背景与目的：在呼气过程中，喉部复杂的几何结构产生咽喷流，高速气流被导向气道后部，影响鼻道下游气流。本研究探讨了边界条件设置对截断气道几何呼气过程中气流模拟准确性的影响，重点研究了鼻咽部和鼻通道。除了传统的进气道轮廓外，我们还测试了一种将完整气道的轮廓重新映射到截断气道的新方法。方法：使用从完整气道模拟中提取的重新映射的速度曲线，我们将其与传统进气道曲线（包括均匀、抛物线和幂律曲线）的性能进行了比较。在一组气道几何形状中测试了进气道的性能，这些气道几何形状改变了进气道的延伸长度、角度和横截面。结果：结果表明，重新绘制的边界条件提供了下游流动的最准确的表示，特别是在复制咽射流和侧不对称方面，当应用于截断的气道时，在鼻通道的弯曲和分叉处误差最小。
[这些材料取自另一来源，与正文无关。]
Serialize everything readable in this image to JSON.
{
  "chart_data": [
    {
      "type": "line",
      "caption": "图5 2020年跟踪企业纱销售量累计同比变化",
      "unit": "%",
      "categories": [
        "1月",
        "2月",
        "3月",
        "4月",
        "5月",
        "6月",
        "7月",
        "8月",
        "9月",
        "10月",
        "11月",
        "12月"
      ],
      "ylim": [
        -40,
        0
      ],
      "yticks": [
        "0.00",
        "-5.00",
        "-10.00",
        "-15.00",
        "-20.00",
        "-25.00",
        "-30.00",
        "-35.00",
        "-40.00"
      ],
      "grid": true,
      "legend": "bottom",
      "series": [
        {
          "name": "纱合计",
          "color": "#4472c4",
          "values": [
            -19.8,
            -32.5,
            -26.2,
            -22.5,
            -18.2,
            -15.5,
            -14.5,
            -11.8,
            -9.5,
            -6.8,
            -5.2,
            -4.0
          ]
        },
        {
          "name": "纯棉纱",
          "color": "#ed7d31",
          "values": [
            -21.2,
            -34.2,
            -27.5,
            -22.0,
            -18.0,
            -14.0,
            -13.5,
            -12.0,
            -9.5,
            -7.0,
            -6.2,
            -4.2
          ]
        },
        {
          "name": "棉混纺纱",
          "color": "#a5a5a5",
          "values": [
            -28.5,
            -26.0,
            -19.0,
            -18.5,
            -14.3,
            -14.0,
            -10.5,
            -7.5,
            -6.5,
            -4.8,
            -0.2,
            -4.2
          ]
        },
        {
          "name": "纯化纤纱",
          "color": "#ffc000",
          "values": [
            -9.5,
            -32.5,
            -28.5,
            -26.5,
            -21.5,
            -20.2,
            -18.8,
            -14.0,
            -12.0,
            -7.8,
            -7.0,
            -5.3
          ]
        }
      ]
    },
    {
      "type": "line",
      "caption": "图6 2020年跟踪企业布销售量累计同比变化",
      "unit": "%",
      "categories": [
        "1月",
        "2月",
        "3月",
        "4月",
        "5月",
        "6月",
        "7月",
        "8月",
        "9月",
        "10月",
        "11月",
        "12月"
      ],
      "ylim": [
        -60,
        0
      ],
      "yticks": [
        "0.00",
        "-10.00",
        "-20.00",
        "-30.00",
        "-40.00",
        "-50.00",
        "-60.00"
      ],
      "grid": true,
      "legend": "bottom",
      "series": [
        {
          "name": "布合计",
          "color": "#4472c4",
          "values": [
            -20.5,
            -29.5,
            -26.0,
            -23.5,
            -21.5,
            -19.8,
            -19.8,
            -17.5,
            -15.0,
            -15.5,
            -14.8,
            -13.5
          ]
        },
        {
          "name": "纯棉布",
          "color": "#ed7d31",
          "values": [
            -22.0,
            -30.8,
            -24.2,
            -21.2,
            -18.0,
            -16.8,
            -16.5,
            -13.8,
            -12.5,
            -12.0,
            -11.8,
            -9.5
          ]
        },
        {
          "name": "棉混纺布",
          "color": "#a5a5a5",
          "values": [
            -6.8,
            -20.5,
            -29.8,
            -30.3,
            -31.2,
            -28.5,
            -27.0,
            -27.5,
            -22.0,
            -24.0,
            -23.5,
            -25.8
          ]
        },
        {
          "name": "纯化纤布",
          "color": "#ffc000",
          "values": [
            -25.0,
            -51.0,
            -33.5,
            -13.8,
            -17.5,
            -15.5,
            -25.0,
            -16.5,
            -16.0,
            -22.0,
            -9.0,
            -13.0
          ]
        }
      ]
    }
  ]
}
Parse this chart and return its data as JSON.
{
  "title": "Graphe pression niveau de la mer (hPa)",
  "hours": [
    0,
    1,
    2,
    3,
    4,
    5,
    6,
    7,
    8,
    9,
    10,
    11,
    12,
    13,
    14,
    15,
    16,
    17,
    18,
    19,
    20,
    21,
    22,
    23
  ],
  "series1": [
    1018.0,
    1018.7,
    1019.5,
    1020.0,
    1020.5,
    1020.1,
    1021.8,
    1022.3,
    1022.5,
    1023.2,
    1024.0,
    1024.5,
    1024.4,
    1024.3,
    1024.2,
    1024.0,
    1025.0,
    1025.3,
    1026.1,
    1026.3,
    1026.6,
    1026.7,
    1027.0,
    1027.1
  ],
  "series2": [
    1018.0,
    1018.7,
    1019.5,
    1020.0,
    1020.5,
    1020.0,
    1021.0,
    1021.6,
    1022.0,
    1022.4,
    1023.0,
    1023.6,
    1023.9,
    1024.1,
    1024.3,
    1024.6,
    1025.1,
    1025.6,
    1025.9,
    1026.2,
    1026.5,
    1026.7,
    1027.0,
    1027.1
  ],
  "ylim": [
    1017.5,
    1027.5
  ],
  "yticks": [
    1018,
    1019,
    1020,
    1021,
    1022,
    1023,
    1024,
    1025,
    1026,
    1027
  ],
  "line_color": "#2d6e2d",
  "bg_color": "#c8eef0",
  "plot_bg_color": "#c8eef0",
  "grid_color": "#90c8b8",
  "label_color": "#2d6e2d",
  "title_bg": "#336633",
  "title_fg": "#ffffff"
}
该研究强调了扩展几何的局限性，表明较短的扩展（3×D）比较长的扩展（5×D）产生更低的误差。倾斜的扩展进一步提高准确性平滑突然过渡。抛物线型与均匀型和幂律型相比没有明显的优势，这强调了在捕捉喉射流复杂流动特性时选择合适的边界条件的重要性。结论：提出的重新映射技术将不规则的速度剖面推广到圆形截面，使其能够在不需要全气道模拟的情况下应用于各种几何形状。该方法提高了计算效率和准确性，使其适用于各种呼吸，心血管和工业应用。未来的工作必须检查喉和鼻通道几何形状的更大样本，以进一步验证该技术在跨几何形状应用剖面中的应用。

本文章由计算机程序翻译，如有差异，请以英文原文为准。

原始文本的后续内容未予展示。